Die anderen Songs handeln von Geduld („Patience“) und Loslassen („Let You Go“), dem Festhalten an alten Erinnerungen („Summer Rain“), aber auch vom Aufbruch und dem Umarmen von etwas Neuem („Wake Up“). Während viele Menschen Angst vor Veränderungen und aktuell vor Corona haben, soll dieses Album ermutigen, neue Schritte zu wagen?

Tatsächlich. Corona hat auch etwas mit mir gemacht, mit jedem ist etwas passiert. Deshalb spiegelt sich auch auf dem Cover Change in Chance. Jeder hat die Chance, in seinem Alltag und seiner Routine etwas zu ändern. Wenn wir nur etwas ehrlicher sind, etwas mehr zuhören, aufeinander zugehen. Das bewirkt so viel. Oft stecken wir in der Vergangenheit fest, weil wir uns da sicher fühlen. Das Album reflektiert, soll aber vor allem auch ermutigen, etwas zu ändern, etwas Neues zu wagen. „Wake up“ ist zum Beispiel ein Song für alle, die sich in ihr Schneckenhaus zurückgezogen, sich verloren haben. Ich glaube, dass das Album deshalb zur richtigen Zeit kommt – gerade und erst recht nach diesen letzten zwei harten Jahren, die uns allen so zugesetzt haben.

 

Wann können Ihre Fans die neuen Songs live erleben?

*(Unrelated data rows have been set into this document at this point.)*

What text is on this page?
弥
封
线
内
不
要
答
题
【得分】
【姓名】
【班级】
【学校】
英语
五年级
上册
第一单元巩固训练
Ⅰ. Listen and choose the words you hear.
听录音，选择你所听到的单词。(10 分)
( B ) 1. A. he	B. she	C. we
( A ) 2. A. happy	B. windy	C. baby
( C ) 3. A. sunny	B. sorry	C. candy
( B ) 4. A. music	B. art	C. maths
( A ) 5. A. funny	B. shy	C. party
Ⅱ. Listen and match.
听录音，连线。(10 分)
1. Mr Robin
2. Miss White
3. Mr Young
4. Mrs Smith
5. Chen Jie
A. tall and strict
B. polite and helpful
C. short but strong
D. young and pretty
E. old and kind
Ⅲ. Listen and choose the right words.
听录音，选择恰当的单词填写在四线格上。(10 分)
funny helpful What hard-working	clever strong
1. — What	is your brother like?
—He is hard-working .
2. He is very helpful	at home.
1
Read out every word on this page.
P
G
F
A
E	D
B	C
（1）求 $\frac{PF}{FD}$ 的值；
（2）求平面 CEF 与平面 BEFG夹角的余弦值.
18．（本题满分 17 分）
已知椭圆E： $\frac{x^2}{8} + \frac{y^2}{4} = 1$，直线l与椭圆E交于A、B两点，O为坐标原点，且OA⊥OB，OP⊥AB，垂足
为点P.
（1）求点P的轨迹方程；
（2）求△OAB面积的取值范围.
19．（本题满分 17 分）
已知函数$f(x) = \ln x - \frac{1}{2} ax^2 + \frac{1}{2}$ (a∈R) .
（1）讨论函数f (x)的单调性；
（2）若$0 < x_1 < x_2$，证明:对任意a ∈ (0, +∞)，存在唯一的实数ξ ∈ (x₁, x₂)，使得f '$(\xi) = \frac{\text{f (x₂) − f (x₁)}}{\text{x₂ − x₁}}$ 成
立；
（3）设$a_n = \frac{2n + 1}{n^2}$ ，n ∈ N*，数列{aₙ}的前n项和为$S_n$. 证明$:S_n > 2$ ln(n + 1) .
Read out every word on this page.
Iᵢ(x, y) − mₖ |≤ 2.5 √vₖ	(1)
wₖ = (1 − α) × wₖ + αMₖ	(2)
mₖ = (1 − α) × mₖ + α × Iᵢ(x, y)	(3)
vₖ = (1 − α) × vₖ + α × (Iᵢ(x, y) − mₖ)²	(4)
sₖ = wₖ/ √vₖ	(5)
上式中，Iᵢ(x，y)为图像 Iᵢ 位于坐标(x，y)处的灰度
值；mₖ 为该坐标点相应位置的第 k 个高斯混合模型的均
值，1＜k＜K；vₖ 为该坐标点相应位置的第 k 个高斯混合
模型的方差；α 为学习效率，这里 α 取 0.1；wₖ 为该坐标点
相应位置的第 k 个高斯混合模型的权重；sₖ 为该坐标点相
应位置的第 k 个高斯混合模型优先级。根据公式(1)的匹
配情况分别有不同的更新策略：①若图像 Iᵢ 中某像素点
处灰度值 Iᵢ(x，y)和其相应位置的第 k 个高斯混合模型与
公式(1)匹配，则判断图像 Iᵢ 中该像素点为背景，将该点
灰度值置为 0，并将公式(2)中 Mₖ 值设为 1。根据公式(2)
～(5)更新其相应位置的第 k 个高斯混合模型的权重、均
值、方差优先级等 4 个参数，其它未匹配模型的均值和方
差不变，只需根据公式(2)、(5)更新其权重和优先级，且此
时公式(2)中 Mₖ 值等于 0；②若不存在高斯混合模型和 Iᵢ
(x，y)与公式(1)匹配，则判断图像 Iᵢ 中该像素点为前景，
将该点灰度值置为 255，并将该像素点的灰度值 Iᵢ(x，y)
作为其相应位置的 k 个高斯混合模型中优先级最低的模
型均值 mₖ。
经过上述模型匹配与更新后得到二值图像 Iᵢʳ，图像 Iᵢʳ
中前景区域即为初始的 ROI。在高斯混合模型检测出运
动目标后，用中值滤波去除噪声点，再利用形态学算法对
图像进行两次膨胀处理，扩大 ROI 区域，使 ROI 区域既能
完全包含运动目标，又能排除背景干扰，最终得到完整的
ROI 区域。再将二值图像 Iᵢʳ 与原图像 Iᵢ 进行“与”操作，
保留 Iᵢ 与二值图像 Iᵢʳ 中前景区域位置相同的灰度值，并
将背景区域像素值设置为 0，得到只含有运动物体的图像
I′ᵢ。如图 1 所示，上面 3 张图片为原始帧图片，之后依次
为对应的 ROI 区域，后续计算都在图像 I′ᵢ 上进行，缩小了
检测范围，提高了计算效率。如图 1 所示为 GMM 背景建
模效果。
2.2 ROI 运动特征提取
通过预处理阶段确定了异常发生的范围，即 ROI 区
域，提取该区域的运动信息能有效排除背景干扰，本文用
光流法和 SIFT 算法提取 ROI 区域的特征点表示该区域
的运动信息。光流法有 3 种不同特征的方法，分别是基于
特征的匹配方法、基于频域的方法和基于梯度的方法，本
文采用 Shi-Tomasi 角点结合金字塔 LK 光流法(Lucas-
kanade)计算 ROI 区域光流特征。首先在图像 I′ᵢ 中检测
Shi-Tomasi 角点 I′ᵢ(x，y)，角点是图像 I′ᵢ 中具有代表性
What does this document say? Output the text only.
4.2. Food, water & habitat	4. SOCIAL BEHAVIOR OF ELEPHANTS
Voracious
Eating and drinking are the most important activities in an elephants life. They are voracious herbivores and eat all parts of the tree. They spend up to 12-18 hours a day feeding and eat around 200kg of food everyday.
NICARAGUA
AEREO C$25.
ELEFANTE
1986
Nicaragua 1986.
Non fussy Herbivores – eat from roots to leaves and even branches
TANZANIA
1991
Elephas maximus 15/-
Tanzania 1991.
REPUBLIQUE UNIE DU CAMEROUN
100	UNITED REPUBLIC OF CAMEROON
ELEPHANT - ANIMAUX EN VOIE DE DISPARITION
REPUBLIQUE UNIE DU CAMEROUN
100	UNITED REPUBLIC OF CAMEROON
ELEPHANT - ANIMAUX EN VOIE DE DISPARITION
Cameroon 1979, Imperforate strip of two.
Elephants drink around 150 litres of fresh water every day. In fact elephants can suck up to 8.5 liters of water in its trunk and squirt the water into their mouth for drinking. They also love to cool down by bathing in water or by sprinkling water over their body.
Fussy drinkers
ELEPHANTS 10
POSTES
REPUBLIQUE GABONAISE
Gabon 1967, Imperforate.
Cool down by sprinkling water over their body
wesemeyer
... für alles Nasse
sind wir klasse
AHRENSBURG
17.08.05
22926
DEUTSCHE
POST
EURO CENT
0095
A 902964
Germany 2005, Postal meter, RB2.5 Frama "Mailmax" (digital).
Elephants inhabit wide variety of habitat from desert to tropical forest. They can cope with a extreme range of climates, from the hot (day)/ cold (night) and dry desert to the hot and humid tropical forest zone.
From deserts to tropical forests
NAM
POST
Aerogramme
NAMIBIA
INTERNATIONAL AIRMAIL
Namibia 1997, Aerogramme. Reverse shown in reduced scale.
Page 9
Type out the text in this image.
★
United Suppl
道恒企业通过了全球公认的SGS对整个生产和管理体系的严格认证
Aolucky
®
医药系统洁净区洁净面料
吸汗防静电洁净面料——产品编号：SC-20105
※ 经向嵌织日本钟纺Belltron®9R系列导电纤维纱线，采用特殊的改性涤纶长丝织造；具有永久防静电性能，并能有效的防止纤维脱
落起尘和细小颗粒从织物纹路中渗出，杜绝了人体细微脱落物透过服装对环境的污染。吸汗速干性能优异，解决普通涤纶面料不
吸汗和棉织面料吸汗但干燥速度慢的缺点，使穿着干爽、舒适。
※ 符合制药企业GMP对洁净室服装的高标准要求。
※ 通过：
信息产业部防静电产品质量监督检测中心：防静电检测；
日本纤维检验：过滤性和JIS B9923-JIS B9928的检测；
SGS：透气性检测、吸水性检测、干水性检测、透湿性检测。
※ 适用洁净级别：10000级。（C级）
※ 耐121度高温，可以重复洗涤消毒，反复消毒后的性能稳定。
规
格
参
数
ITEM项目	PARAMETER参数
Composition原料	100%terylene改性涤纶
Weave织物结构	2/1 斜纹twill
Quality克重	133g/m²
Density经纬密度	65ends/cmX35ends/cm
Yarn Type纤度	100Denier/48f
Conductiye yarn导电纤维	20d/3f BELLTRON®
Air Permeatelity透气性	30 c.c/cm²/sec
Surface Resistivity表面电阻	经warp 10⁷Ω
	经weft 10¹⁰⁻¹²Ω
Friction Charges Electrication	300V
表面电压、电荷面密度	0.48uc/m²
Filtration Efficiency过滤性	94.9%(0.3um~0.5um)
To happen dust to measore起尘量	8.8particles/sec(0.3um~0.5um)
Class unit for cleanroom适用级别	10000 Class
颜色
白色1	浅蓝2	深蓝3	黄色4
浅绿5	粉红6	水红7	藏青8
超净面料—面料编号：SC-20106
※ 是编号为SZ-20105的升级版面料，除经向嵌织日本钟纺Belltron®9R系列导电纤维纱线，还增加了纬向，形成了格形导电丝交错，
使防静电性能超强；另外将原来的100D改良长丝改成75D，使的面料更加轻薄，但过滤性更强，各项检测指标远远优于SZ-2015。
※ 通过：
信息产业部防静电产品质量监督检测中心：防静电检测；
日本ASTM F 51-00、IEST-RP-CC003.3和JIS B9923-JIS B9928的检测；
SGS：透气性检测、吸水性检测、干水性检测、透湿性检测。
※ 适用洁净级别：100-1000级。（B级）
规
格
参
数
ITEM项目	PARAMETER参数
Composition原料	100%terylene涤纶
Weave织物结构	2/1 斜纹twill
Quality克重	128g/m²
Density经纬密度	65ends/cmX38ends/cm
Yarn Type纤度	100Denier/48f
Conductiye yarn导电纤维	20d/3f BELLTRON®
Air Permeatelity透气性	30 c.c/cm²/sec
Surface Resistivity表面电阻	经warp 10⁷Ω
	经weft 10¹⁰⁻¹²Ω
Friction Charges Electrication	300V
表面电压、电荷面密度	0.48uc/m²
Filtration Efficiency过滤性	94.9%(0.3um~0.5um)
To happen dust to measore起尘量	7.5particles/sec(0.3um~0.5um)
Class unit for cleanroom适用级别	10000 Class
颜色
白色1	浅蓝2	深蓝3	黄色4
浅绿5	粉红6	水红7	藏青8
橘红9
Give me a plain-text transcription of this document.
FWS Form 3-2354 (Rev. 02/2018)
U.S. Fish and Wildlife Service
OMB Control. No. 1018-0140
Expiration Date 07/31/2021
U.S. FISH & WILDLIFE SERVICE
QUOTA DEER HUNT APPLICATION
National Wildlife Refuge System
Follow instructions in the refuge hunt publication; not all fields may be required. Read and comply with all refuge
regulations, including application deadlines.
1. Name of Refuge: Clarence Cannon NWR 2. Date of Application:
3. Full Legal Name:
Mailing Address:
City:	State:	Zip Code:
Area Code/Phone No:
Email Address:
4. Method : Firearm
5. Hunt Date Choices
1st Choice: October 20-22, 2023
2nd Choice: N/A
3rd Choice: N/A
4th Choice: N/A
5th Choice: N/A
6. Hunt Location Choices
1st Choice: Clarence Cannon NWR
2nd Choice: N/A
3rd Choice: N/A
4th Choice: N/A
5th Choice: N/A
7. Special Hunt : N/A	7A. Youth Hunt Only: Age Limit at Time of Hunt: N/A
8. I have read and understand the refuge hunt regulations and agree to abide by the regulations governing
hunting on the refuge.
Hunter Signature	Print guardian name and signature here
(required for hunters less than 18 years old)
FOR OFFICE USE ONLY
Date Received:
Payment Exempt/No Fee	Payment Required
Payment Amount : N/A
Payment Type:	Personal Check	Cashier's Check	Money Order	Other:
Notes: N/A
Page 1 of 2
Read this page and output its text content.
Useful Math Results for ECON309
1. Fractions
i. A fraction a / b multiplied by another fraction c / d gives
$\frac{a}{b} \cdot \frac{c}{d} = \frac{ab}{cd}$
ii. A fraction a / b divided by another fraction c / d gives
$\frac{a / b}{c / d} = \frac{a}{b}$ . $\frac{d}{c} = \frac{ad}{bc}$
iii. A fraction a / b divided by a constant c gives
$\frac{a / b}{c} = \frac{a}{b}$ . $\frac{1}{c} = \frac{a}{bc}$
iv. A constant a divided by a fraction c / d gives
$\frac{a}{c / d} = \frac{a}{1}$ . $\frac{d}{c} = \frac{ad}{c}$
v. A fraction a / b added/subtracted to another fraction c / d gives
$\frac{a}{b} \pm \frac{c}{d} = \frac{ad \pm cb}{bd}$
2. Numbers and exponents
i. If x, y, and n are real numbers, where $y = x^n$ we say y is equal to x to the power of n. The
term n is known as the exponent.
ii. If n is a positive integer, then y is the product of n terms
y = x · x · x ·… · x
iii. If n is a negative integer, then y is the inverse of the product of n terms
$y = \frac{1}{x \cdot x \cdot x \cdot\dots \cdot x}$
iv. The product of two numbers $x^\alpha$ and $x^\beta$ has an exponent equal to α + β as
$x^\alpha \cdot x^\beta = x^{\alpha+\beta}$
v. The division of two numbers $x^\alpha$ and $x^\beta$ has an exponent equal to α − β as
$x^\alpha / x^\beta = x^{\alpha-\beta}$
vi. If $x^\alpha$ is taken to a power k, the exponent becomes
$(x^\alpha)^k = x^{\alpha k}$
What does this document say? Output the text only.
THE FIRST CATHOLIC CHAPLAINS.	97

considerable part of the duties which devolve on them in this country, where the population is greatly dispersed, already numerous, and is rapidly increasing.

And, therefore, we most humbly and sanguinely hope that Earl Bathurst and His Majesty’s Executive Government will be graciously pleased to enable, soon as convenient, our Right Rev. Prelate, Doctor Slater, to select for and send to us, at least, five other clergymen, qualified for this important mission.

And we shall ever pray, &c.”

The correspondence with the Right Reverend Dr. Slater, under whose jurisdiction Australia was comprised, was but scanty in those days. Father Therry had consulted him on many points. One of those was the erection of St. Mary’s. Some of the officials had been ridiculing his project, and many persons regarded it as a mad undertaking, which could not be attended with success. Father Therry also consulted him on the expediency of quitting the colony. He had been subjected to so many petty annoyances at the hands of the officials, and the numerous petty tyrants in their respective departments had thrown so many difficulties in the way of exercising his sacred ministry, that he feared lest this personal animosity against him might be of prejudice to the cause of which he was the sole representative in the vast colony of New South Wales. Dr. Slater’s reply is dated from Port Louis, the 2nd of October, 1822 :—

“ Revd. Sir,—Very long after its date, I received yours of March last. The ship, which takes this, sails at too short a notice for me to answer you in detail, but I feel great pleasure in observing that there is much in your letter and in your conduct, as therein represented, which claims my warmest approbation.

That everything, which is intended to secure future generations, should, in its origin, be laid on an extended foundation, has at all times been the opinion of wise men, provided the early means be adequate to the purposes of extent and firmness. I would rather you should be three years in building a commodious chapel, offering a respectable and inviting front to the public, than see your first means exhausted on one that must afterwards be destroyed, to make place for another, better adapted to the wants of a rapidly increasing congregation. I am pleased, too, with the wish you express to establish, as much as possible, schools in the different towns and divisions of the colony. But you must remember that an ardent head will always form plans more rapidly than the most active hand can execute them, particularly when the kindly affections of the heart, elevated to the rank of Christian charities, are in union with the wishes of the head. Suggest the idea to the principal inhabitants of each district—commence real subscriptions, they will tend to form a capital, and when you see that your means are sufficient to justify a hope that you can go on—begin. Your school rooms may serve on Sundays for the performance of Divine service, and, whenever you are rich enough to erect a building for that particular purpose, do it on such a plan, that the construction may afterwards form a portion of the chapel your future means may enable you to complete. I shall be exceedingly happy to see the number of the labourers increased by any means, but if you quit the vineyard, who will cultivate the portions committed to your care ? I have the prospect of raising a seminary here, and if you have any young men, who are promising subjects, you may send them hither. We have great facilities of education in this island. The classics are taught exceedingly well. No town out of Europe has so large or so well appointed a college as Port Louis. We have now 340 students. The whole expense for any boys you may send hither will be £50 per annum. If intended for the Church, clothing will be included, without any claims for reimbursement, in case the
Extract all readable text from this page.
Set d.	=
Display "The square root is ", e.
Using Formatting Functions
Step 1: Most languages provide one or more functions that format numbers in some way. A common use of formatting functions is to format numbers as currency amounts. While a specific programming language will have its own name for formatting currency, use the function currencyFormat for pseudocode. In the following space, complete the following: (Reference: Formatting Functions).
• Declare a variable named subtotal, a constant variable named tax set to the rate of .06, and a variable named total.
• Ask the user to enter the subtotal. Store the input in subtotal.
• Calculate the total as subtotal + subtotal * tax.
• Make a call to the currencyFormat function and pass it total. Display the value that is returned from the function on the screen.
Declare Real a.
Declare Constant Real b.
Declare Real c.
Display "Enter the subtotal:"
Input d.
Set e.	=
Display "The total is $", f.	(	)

Wir haben die Songs zum ersten Mal für eine „Deluxe Music Session“ gespielt. Drei Gospelsänger, ein Gitarrist, der zudem die Drum-Parts macht, und ich auch mal am Klavier. Das war sooo schön. Die Songs funktionieren akustisch sehr gut. Deshalb habe ich Lust, sie in kleinen Clubs zu spielen, natürlich gern auch in Erfurt und Weimar. Mal sehen, was daraus wird.

 

Apropos Thüringen: Sie leben in Berlin, wie oft kommen Sie zu Besuch in die Heimat?

Alle zwei Monate besuche ich meine Eltern in Erfurt, dann gehe ich auch immer über die Krämerbrücke, meinem Lieblingsort.

 

Im Dezember sind Sie wieder zwei Mal als Ermittlerin Viola Delbrück im ARD-Krimi „Wolfsland“ zu sehen. Können Sie uns bitte schon etwas verraten?

Das Schöne an der Serie ist, es passiert immer etwas Neues. Dieses Mal hat Viola es mit zwei echt krassen und tragischen Fällen zu tun, das ging mir ganz schön an die Nieren. Viola geht auch zu einer Psychologin und redet erstmals über ihre Probleme und man erahnt, was sich da noch für Abgründe auftun könnten. Vor ihrem Kollegen „Butsch“ versucht sie diese natürlich zu verbergen – auch, wie sehr sie ihn braucht. Das macht es konfliktreich und spannend. Ich mag diese zwei Folgen. Lassen Sie sich überraschen!

 

Frau Catterfeld, vielen Dank für das Gespräch.